LOCATION MOOSELAKE MNEstablished Series
TAXONOMIC CLASS: Euic, frigid Typic Haplohemists
TYPICAL PEDON: Mooselake mucky peat with a nearly level slope in an elongated bog of about 160 acres on a ground moraine with willow and alder vegetation. (Colors are for moist soil unless otherwise stated. The pH is in water.)
Oa--0 to 6 inches; black (5YR 2/1, broken face and rubbed) sapric material; about 30 percent fiber, about 15 percent rubbed; weak fine granular structure; nonsticky; woody fiber; about 15 percent mineral material; strongly acid; clear wavy boundary.
Oe--6 to 72 inches; dark reddish brown (5YR 2/2, broken face and rubbed) hemic material; about 45 percent fiber, about 20 percent rubbed; massive; nonsticky; woody fiber; about 15 percent mineral material; medium acid; abrupt smooth boundary.
TYPE LOCATION: Hubbard County, Minnesota; in an area of Mooselake and Lupton soils, 0 to 1 percent slopes, 2300 feet south and 2550 feet east of the northwest corner, sec. 16, T.145N., R.32W.; USGS Steamboat Lake quadrangle; lat. 47 degrees 22 minutes 28.4 seconds N. and long. 94 degrees 44 minutes 46.5 seconds W., NAD27.
RANGE IN CHARACTERISTICS: The organic soil material extends to depths in excess of 51 inches, commonly to depths of 60 to 100 inches or more. Content of coarse fragments (woody fragments) ranges from 0 to 10 percent with the higher contents commonly being in the upper part of the control section. Reaction (in 0.01 M calcium chloride) in all parts of the subsurface and bottom tiers exceeds 4.5 and commonly is in the range of 5.0 to 7.0.
The surface tier consists of either sapric, hemic, or fibric material or a combination of two or more of those materials.
The subsurface and bottom tiers typically consist entirely of hemic material; however, sapric or fibric materials are present in these tiers in some pedons, but the total thickness of either is less than 10 inches.
The major part of the hemic material in the control section has mostly woody fiber.

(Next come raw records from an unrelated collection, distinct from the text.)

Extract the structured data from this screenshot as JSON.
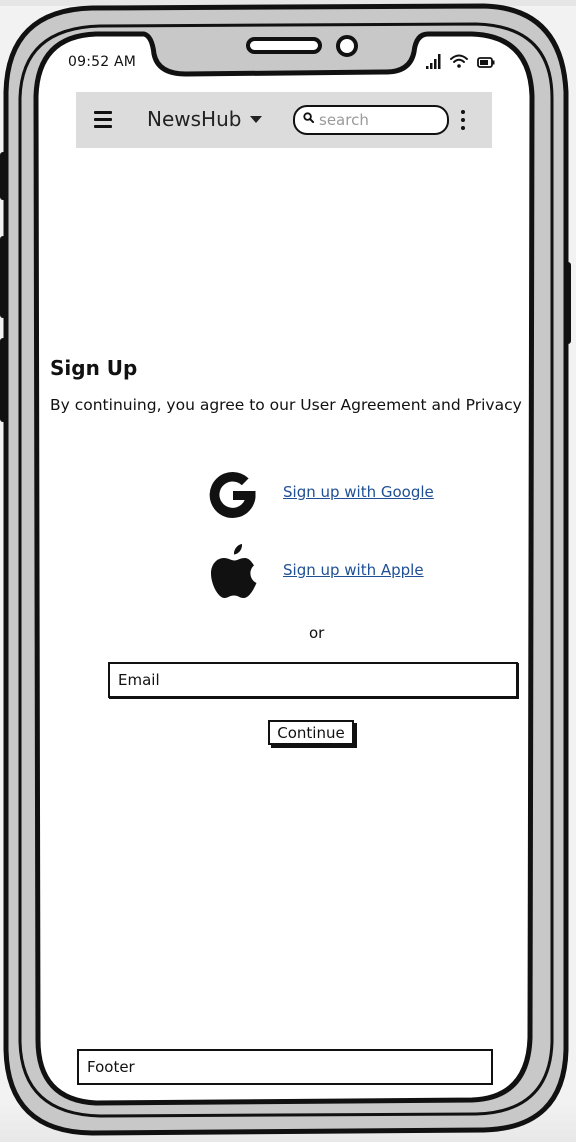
{
  "status_bar": {
    "time": "09:52 AM",
    "icons": [
      "signal-icon",
      "wifi-icon",
      "battery-icon"
    ]
  },
  "app_bar": {
    "menu_icon": "hamburger-icon",
    "title": "NewsHub",
    "dropdown_icon": "caret-down-icon",
    "search_placeholder": "search",
    "search_icon": "search-icon",
    "more_icon": "kebab-icon"
  },
  "signup": {
    "heading": "Sign Up",
    "agreement": "By continuing, you agree to our User Agreement and Privacy",
    "providers": [
      {
        "icon": "google-icon",
        "label": "Sign up with Google"
      },
      {
        "icon": "apple-icon",
        "label": "Sign up with Apple"
      }
    ],
    "separator": "or",
    "email_placeholder": "Email",
    "continue_label": "Continue"
  },
  "footer": {
    "label": "Footer"
  },
  "colors": {
    "app_bar_bg": "#dcdcdc",
    "link": "#1f4f94",
    "frame": "#c8c8c8",
    "ink": "#111111"
  }
}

Such hemic material has on the broken face hue of 5YR through 10YR, value of 2 or 3, and chroma of 2 or 3. The change in color of this material after rubbing compared to that of the broken face is very slight; however, some of this material has chroma as low as 1 after rubbing. The woody fiber is mostly less than 5 mm in size. The content of fiber in the woody hemic material ranges from 35 to 75 percent in the undisturbed condition and 15 to 50 percent after rubbing. The content of mineral material ranges from 10 to 25 percent. Some pedons have hemic material that consists mostly of herbaceous fiber in part to all of the bottom tier.
COMPETING SERIES: These include the Rifle series, which is the only other series in that family and the closely related Greenwood, Lupton, and Spalding series. Rifle and Greenwood soils have hemic material with mostly herbaceous fiber. Also Greenwood soils are more acid. Lupton soils have sapric material dominant in the subsurface tier. Spalding soils are more acid.
GEOGRAPHIC SETTING: Mooselake soils are in bogs within lake plains, outwash plains, and glacial moraines. They have slopes of less than 1 percent. They formed primarily in moderately decomposed woody material that is more than 51 inches thick. Glacial sediments of variable texture underlie this material commonly beginning at depths of 5 to 10 feet. Mean annual precipitation ranges from 24 to 32 inches, and mean annual air temperature ranges from 35 to 42 degrees F.
GEOGRAPHICALLY ASSOCIATED SOILS: The main ones are the more acid Greenwood soils, which occur primarily in less sloping portions of bogs than the Mooselake soils. Associated mineral soils primarily include those developed in reddish, noncalcareous loamy glacial till such as the Ahmeek and Duluth soils and their respective topographic associates.
DRAINAGE AND PERMEABILITY: Very poorly drained. Surface runoff is very slow. Permeability is moderately rapid.
USE AND VEGETATION: Most of this soil is in native vegetation which consists of deciduous-coniferous forest, coniferous forest, or low growing brush. Dominant species are white cedar, black ash, black spruce, tamarack, alder, and willow.
DISTRIBUTION AND EXTENT: Northeastern Minnesota and possibly northern Wisconsin and Michigan. Moderate extent.
MLRA SOIL SURVEY REGIONAL OFFICE (MO) RESPONSIBLE: St. Paul, Minnesota
SERIES ESTABLISHED: Carlton County, Minnesota, 1973.
ADDITIONAL DATA: Refer to MAES Central File Code Nos. 1447 and 1448 for results of some laboratory analyses of two pedons of this series.